Reform des Mutterschutzgesetzes

Nach langen Beratungen über den Entwurf des neuen Mutterschutzgesetzes tritt dieses nun mit Wirkung zum 1. Januar 2018 in Kraft. Doch seit 30. Mai 2017 sind bereits erste Gesetzesänderungen vorab in Kraft getreten. Neuerungen ergeben sich insbesondere im Bereich der Arbeitszeiten, des Arbeitsschutzes und des Kündigungsschutzes.

Im Wege der Reform des Mutterschutzgesetzes wurde zunächst der geschützte Personenkreis erweitert. Erfasst werden künftig auch Schülerinnen, Studentinnen und Praktikantinnen. Geschütz werden nunmehr auch arbeitnehmerähnliche Personen, wie beispielsweise Geschäftsführerinnen.

Hinsichtlich der Arbeitszeiten können schwangere Frauen und Mütter künftig selbst entscheiden, ob sie während des Mutterschutzes länger arbeiten wollen. Nachtarbeiten bis 22 Uhr sowie Sonn- und Feiertagsarbeiten sollen mit ausdrücklicher Zustimmung der geschützten Arbeitnehmerin nun möglich sein. Voraussetzung hierfür ist nicht nur die Zustimmung der Arbeitnehmerin, sondern auch die Genehmigung der zuständigen Aufsichtsbehörde. Zudem muss die Arbeitnehmerin eine ärztliche Bescheinigung vorlegen, die einer Beschäftigung bis 22 Uhr nicht entgegensteht.

Sonn- und Feiertagsarbeiten sind der betroffenen Arbeitnehmerin dann möglich, wenn diese ausdrücklich zustimmt, eine ununterbrochene Nachtruhe von mindestens 11 Stunden und ein Ersatzruhetag gewährt werden.

Sowohl bei der Nacht-, als auch bei Sonn- und Feiertagsarbeit darf es sich jedoch nicht um Arbeiten handeln, die eine unverantwortbare Gefährdung der schwangeren Frau oder des Kindes darstellen. Solche Arbeiten sollen dann vorliegen, wenn die geschützte Arbeitnehmerin nicht jederzeit ihren Arbeitsplatz verlassen oder Hilfe rufen kann.

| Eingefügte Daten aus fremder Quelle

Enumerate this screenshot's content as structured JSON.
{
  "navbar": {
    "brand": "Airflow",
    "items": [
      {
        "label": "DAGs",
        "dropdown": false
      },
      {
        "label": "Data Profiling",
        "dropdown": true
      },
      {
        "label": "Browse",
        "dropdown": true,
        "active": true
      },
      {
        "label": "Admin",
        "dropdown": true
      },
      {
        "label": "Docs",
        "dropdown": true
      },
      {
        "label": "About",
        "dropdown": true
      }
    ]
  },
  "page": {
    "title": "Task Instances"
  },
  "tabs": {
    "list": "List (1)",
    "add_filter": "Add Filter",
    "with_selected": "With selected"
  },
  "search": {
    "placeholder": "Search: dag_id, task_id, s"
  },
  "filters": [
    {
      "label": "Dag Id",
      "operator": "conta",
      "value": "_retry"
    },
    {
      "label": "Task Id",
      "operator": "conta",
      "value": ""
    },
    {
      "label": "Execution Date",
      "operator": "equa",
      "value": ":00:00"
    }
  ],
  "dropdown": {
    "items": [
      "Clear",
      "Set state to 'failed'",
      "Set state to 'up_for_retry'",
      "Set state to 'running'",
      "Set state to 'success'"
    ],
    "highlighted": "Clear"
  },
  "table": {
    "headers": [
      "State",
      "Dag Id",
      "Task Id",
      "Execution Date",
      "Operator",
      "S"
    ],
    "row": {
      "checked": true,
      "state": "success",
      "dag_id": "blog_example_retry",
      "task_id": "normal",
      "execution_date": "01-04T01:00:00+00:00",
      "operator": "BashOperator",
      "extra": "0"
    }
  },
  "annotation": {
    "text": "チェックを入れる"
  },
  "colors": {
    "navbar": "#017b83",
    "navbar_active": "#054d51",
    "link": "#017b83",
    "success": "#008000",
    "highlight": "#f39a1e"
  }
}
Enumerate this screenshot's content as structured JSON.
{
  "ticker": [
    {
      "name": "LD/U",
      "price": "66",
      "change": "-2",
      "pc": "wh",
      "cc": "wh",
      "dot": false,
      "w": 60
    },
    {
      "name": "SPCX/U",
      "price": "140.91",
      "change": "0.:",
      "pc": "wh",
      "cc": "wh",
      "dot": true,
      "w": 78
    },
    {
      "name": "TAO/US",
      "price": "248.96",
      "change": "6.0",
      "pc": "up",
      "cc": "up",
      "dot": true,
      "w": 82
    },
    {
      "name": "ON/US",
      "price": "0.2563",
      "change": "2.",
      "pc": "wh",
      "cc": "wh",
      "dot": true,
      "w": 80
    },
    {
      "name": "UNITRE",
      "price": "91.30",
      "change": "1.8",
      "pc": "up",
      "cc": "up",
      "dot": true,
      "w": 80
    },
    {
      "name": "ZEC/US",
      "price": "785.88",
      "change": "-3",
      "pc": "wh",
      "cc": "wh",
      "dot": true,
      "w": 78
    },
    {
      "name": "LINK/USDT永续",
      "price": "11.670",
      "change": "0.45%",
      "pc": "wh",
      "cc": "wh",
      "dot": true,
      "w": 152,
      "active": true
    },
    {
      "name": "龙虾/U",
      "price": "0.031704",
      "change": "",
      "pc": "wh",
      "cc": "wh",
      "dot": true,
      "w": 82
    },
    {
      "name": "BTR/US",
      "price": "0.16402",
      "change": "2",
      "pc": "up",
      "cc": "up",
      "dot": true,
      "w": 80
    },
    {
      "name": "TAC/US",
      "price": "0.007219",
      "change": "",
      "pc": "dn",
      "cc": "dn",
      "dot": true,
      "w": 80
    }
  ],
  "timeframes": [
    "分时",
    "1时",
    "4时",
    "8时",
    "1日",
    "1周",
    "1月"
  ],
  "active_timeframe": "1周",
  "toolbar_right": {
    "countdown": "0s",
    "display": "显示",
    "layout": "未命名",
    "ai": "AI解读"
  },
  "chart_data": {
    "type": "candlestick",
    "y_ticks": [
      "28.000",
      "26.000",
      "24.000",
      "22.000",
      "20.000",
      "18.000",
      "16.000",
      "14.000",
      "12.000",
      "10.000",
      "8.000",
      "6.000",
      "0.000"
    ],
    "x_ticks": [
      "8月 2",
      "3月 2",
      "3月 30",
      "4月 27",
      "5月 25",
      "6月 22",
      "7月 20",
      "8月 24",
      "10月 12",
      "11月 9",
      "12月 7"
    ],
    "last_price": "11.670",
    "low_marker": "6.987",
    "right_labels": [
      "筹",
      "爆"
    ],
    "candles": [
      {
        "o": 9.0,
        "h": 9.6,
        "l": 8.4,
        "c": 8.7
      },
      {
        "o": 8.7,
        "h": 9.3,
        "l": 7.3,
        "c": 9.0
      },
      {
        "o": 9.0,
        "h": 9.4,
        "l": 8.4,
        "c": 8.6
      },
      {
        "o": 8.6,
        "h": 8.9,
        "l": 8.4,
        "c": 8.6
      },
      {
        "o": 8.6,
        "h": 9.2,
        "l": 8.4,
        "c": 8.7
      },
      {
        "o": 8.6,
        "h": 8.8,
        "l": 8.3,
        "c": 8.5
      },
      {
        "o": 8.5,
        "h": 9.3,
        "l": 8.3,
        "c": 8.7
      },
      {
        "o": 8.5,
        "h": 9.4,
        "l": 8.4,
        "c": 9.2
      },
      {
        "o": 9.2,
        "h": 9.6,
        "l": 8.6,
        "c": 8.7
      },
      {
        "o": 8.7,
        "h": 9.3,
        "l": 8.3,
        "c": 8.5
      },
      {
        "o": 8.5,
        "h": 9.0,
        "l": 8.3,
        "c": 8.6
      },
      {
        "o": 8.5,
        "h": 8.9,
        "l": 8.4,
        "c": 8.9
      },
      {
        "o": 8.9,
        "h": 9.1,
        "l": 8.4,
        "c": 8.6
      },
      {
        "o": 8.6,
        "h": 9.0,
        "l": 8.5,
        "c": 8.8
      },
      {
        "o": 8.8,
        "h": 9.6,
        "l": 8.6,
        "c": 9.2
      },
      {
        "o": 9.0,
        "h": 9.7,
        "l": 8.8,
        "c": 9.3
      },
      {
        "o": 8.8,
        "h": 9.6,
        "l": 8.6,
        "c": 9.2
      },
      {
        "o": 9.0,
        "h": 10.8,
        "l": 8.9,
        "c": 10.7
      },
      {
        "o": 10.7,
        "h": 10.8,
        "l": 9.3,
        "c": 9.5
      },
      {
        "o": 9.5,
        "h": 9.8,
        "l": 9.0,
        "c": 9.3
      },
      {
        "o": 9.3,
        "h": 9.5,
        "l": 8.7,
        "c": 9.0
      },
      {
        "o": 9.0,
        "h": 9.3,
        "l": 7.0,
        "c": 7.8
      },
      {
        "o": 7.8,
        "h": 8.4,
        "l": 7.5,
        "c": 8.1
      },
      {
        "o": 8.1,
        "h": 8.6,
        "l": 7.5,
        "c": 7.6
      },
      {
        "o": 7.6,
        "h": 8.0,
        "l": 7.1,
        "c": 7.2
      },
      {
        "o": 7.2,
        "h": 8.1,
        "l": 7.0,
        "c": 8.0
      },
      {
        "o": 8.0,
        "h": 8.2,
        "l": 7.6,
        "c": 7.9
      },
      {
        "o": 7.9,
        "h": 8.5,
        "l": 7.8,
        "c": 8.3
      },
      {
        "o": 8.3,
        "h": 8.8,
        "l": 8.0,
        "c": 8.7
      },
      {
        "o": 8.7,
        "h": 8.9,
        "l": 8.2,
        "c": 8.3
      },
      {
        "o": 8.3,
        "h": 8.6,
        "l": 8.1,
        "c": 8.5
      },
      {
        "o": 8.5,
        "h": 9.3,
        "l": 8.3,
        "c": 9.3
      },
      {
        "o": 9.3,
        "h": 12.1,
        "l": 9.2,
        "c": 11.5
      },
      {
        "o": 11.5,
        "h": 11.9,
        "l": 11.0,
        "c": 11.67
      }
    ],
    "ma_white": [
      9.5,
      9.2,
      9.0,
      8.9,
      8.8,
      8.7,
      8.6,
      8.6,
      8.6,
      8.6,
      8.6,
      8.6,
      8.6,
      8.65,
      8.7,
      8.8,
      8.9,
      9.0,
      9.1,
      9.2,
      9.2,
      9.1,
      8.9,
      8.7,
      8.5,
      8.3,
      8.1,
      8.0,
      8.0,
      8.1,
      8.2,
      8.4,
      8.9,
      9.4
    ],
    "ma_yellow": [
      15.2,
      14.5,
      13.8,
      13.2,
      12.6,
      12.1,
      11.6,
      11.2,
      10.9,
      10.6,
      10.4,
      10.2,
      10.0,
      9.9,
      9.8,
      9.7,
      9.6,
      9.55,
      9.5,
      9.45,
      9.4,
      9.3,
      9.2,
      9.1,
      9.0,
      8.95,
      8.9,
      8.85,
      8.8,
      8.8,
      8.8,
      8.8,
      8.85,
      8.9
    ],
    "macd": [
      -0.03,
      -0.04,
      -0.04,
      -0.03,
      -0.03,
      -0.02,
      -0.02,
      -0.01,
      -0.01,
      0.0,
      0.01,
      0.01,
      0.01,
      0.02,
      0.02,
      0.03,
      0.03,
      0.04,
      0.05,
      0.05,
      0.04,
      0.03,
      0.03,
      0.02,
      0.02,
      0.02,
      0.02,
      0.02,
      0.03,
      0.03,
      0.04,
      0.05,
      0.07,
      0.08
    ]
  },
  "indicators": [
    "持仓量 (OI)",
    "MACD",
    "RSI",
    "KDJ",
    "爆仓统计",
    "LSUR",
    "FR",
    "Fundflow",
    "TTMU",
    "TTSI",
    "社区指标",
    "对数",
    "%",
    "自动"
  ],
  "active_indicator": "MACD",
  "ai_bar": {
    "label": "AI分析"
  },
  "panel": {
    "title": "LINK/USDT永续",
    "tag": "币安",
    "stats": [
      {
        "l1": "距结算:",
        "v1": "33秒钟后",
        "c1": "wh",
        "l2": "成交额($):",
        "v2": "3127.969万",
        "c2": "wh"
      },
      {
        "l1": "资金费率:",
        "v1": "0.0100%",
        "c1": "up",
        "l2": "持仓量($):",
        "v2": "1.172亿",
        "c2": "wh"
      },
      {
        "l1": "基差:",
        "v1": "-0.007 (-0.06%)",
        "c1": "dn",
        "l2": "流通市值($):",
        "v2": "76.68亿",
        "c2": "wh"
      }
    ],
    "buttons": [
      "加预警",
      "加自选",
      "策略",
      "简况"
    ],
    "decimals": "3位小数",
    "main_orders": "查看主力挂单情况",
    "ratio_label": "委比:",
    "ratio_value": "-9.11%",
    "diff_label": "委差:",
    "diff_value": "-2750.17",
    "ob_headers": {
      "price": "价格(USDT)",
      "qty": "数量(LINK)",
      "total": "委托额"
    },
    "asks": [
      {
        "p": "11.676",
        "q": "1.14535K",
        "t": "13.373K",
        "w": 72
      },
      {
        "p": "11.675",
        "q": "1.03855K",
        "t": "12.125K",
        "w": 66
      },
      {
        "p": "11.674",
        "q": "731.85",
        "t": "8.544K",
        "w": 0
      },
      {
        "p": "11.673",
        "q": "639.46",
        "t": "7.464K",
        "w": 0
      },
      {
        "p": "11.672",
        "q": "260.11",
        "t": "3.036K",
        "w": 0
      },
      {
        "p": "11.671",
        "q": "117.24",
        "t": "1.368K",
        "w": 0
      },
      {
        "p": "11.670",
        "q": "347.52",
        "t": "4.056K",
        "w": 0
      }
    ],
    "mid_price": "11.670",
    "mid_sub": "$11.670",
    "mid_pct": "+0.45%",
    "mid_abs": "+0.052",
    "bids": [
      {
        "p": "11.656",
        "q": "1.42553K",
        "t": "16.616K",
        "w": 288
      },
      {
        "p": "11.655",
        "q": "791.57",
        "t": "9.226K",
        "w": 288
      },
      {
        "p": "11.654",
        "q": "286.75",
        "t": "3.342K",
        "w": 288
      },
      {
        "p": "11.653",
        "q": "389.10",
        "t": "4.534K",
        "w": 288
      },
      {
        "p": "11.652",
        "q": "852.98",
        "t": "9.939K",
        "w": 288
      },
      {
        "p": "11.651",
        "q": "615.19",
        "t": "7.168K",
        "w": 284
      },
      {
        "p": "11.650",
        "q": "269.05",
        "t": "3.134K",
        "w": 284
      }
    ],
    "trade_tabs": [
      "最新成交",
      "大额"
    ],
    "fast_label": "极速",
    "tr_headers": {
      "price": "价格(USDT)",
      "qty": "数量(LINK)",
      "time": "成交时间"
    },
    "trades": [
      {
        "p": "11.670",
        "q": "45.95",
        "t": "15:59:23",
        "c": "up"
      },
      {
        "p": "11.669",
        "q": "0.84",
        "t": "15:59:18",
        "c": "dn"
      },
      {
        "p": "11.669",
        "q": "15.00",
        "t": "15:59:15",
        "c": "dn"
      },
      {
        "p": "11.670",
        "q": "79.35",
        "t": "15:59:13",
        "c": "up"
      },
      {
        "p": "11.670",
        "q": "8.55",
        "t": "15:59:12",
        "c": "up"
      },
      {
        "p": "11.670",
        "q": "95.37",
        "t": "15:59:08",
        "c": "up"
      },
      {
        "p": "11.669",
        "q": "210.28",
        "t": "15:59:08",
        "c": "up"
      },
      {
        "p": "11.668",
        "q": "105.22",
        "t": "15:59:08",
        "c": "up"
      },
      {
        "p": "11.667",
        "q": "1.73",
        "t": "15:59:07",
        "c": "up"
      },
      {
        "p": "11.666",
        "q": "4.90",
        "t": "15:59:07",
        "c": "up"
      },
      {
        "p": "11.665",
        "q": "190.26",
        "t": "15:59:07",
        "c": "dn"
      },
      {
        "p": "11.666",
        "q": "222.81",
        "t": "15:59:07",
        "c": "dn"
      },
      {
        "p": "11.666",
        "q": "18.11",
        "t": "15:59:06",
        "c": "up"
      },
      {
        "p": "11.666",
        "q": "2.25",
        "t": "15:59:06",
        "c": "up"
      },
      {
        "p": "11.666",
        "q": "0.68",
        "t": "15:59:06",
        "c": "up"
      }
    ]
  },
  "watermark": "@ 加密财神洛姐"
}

Der Arbeitgeber wird künftig verpflichtet, für jede Tätigkeit die konkrete Gefährdung für die schwangere oder stillende Arbeitnehmerin zu beurteilen. Erfährt der Arbeitgeber von der Schwangerschaft seiner Mitarbeiterin, so hat er Schutzmaßnahmen konkret festzulegen. Denn die schwangere Arbeitnehmerin darf nur dann auf ihrem Arbeitsplatz beschäftig werden, wenn die Beurteilung der Gefährdung der Tätigkeit abgeschlossen und Schutzmaßnahmen bestimmt sind.

Seit 30. Mai 2017 sind bereits die Neuerungen zur Schutzfrist nach Geburt eines behinderten Kindes sowie zum besonderen Kündigungsschutz bei Tot- oder Fehlgeburten in Kraft getreten.

Nach wie vor gelten die gesetzlichen Schutzfristen von sechs Wochen vor der Entbindung und acht Wochen nach der Entbindung. Darüber hinaus gilt die verlängerte Schutzfrist bei Früh- oder Mehrlingsgeburten von zwölf Wochen nach der Entbindung, auch bei der Geburt eines behinderten Kindes. Die ärztliche Feststellung der Behinderung des Kindes muss innerhalb von acht Wochen nach der Geburt erfolgen.

Der besondere Kündigungsschutz wird nun auf Frauen bei einer Fehl- oder Totgeburt nach der zwölften Schwangerschaftswoche ausgeweitet. Bis zum Ablauf von vier Monaten nach einer solchen Geburt, darf der Arbeitnehmerin nicht gekündigt werden.

Praxishinweis:

Bereits jetzt sollte auf die Einhaltung der neuen gesetzlichen Regelungen bezüglich der Schutzfristen und des besonderen Kündigungsschutzes geachtet werden. Denn diese Regelungen sind bereits in Kraft getreten. Ab Januar 2018 sollten die gesetzlichen Bestimmungen zum Arbeitsschutz und der Arbeitszeit der geschützten Arbeitnehmerin beachtet werden. Sollte der Arbeitgeber seinen Verpflichtungen nicht nachkommen, so können neuerdings auch Bußgelder fällig werden.